The last time I checked RoD was two weeks ago and everything was quiet on the Western front, as the old folks used to say. Imagine my surprise to visit today and see some 70+ comments on the last post. Granted, more then a few of them were dups (ahem, AMPA) which I have laboriously deleted down to their originals, but still a lively discussion on multiple fronts has obviously sprung back to life here.
I'm particularly pleased that the innie/outtie debate is not one of these. What a fun food fight we all had over at Salon! Now that it has finally wound down, though, it's great to have this place all to ourselves. (As always, current SY practitioners are welcome here. As always, none but the most intrepid seem to ever comment out of fear of being put on 'the list'. Who is left in SF to maintain said dreaded list is an open question! Nevertheless, it seems just us outties milling around here.)
There are several dominant themes that have emerged in the comments to the last post, and rather than reply to them there, I thought I'd tease two of these out further by making them the subject of a new post:
1. artsquiggle commented that his attention has turned from SY to his practical life which, partly as a result of his many years of practice, has been "left in shambles". Another reader seconded that emotion:
- "My practical life went down the tubes. cannot get back those 25 + years of endless exhausting seva and every last nickel I had of dakshina spent while I should have been developing a career.
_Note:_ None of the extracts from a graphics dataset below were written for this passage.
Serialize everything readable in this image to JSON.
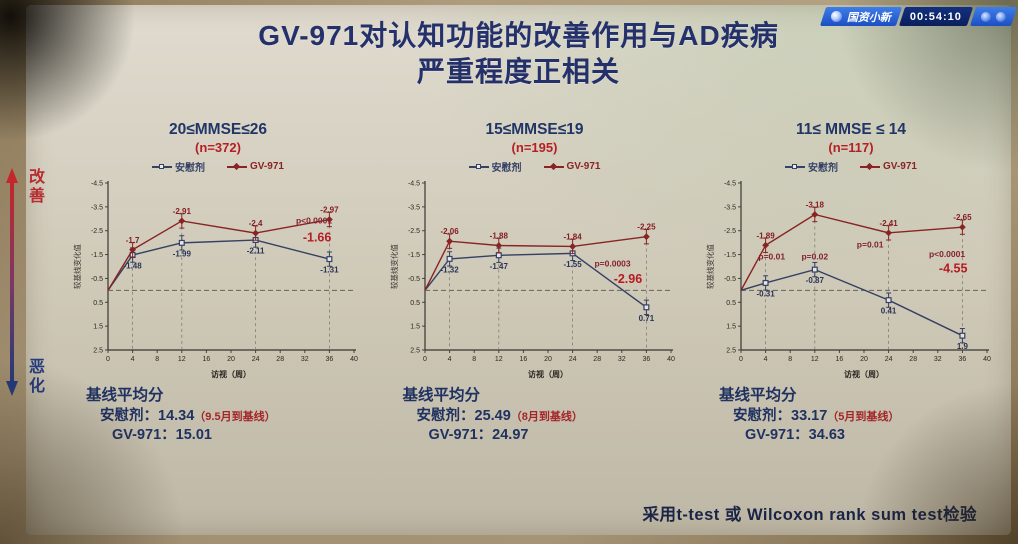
{
  "overlay": {
    "channel": "国资小新",
    "time": "00:54:10"
  },
  "title": {
    "line1": "GV-971对认知功能的改善作用与AD疾病",
    "line2": "严重程度正相关"
  },
  "side": {
    "top": "改善",
    "bottom": "恶化"
  },
  "footer": "采用t-test 或 Wilcoxon rank sum test检验",
  "legend": {
    "placebo": "安慰剂",
    "drug": "GV-971"
  },
  "axis": {
    "y_label": "较基线变化值",
    "x_label": "访视（周）",
    "y_ticks": [
      -4.5,
      -3.5,
      -2.5,
      -1.5,
      -0.5,
      0.5,
      1.5,
      2.5
    ],
    "x_ticks": [
      0,
      4,
      8,
      12,
      16,
      20,
      24,
      28,
      32,
      36,
      40
    ]
  },
  "chart_data": [
    {
      "type": "line",
      "title": "20≤MMSE≤26",
      "n": "(n=372)",
      "xlim": [
        0,
        40
      ],
      "ylim": [
        -4.5,
        2.5
      ],
      "y_inverted": true,
      "weeks": [
        0,
        4,
        12,
        24,
        36
      ],
      "series": [
        {
          "name": "安慰剂",
          "color": "#2e3f6e",
          "values": [
            0,
            -1.48,
            -1.99,
            -2.11,
            -1.31
          ],
          "labels": [
            "",
            "-1.48",
            "-1.99",
            "-2.11",
            "-1.31"
          ]
        },
        {
          "name": "GV-971",
          "color": "#8f1d22",
          "values": [
            0,
            -1.7,
            -2.91,
            -2.4,
            -2.97
          ],
          "labels": [
            "",
            "-1.7",
            "-2.91",
            "-2.4",
            "-2.97"
          ]
        }
      ],
      "annotations": [
        {
          "text": "p<0.0001",
          "x": 33.5,
          "y": -2.8,
          "kind": "p"
        },
        {
          "text": "-1.66",
          "x": 34,
          "y": -2.05,
          "kind": "diff"
        }
      ],
      "baseline": {
        "heading": "基线平均分",
        "row1_label": "安慰剂：",
        "row1_value": "14.34",
        "row1_note": "（9.5月到基线）",
        "row2_label": "GV-971：",
        "row2_value": "15.01"
      }
    },
    {
      "type": "line",
      "title": "15≤MMSE≤19",
      "n": "(n=195)",
      "xlim": [
        0,
        40
      ],
      "ylim": [
        -4.5,
        2.5
      ],
      "y_inverted": true,
      "weeks": [
        0,
        4,
        12,
        24,
        36
      ],
      "series": [
        {
          "name": "安慰剂",
          "color": "#2e3f6e",
          "values": [
            0,
            -1.32,
            -1.47,
            -1.55,
            0.71
          ],
          "labels": [
            "",
            "-1.32",
            "-1.47",
            "-1.55",
            "0.71"
          ]
        },
        {
          "name": "GV-971",
          "color": "#8f1d22",
          "values": [
            0,
            -2.06,
            -1.88,
            -1.84,
            -2.25
          ],
          "labels": [
            "",
            "-2.06",
            "-1.88",
            "-1.84",
            "-2.25"
          ]
        }
      ],
      "annotations": [
        {
          "text": "p=0.0003",
          "x": 30.5,
          "y": -1.0,
          "kind": "p"
        },
        {
          "text": "-2.96",
          "x": 33,
          "y": -0.3,
          "kind": "diff"
        }
      ],
      "baseline": {
        "heading": "基线平均分",
        "row1_label": "安慰剂：",
        "row1_value": "25.49",
        "row1_note": "（8月到基线）",
        "row2_label": "GV-971：",
        "row2_value": "24.97"
      }
    },
    {
      "type": "line",
      "title": "11≤ MMSE ≤ 14",
      "n": "(n=117)",
      "xlim": [
        0,
        40
      ],
      "ylim": [
        -4.5,
        2.5
      ],
      "y_inverted": true,
      "weeks": [
        0,
        4,
        12,
        24,
        36
      ],
      "series": [
        {
          "name": "安慰剂",
          "color": "#2e3f6e",
          "values": [
            0,
            -0.31,
            -0.87,
            0.41,
            1.9
          ],
          "labels": [
            "",
            "-0.31",
            "-0.87",
            "0.41",
            "1.9"
          ]
        },
        {
          "name": "GV-971",
          "color": "#8f1d22",
          "values": [
            0,
            -1.89,
            -3.18,
            -2.41,
            -2.65
          ],
          "labels": [
            "",
            "-1.89",
            "-3.18",
            "-2.41",
            "-2.65"
          ]
        }
      ],
      "annotations": [
        {
          "text": "p=0.01",
          "x": 5,
          "y": -1.3,
          "kind": "p"
        },
        {
          "text": "p=0.02",
          "x": 12,
          "y": -1.3,
          "kind": "p"
        },
        {
          "text": "p=0.01",
          "x": 21,
          "y": -1.8,
          "kind": "p"
        },
        {
          "text": "p<0.0001",
          "x": 33.5,
          "y": -1.4,
          "kind": "p"
        },
        {
          "text": "-4.55",
          "x": 34.5,
          "y": -0.75,
          "kind": "diff"
        }
      ],
      "baseline": {
        "heading": "基线平均分",
        "row1_label": "安慰剂：",
        "row1_value": "33.17",
        "row1_note": "（5月到基线）",
        "row2_label": "GV-971：",
        "row2_value": "34.63"
      }
    }
  ]
}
The opprotunity cost of spending the most productive years of your life in Siddha Yoga, astronomical. Lately there are many anniversaries, retirements, celebrations of accomplishment to attend, not for me. I cringe to think of how with all the talent, energy I had when I came to Siddha Yoga in my early twenties, I managed to not establish myself securely. No, I burned it all up, flushed it down the toilet of a complete charade."
2. AMPA writes that his wife has fallen into a deep depression over G's disappearing act:
- "My wife survives on my very sufficient income and other resources rather nicely. BUT, the survival of her SELF-IDENTITY is still utterly dependent on Siddha Yoga. Her despondency on the state of the "path" and the unavailability of Malti to her adoring devotees, makes her utterly, crushingly depressed. Everything has suffered as a result of it in our family life. She is often totally unclear in her thinking, her judgement and discernment are often utterly clouded, her ability to think sharply is now totally dulled and so is her former ability to get things done quickly. It's like she's moving in slow motion and I know it's only partially based on physical fatigue. The emotional fatigue and baggage Malti has left her with, is painfully sad to watch. I feel so good to be free of any dependency on the Guru anymore. And I watch her, in her despair, and it makes me despair for her."
These are both issues that all of us are dealing with in greater or lesser ways. For instance, I just applied for a job at a major non-profit and was asked to provide evidence of my prior volunteer commitments. How, I wondered, could I not list Siddha Yoga? I have literally spent years in 'selfless service' to the Guru and the path; my bona fides for giving back should be spotless. But, then again, how can I reference those years, what actual value did they have beyond enriching a fleecing charlatan now fled? Even if I bucked up and tried to spin that experience into something useful to humanity, who is around to verify all that work? Who could I possibly list as a contact? Of course, I have it relatively easy compared to many, many others; I held a job 'in-the-world' throughout my many years of practice. Those who were on the 'inside' and are now out face a much tougher dilemma since their primary experience of work--in what is rapidly being recognized as a cult--is in danger of being called into question.
Please, if you have made this transition from on-staff to in-the-world work, consider posting your experience here. Many people like Anon above are struggling to re-establish themselves in a tough job market, with little or no savings, and real questions about how to craft their 'seva' into relevant experience an employer will value. I think it is very important, as well, that we re-affirm for each other that what seems like wasted effort now was truly was truly important work to the community of believers at the time. None of the wonderful experiences we still cherish of our time in SY could have happened without the 'endless exhausting seva' of the ashram staff.
Finally, the issue of depression caused by the dissolution of belief in SY. Some of us, like AMPA, have loved ones who are still tenaciously clinging to belief despite the obvious (to us) slow-death of the Siddha path. But, as Older but Wiser observed, if we are honest with ourselves we've all gone through depression over the dying of what we thought was our light. I still struggle with it from time to time. There is no replacement for the feelings of certainty, security and absolute safety that a global belief system like Siddha Yoga provides. If we don't jump to another belief system, if we are now mostly allergic to belief systems, we're thrown back onto our own resources. We're left trusting in only ourselves during a time in life and in an economy when so much seems so precarious. It is scary. We need each other to get through this.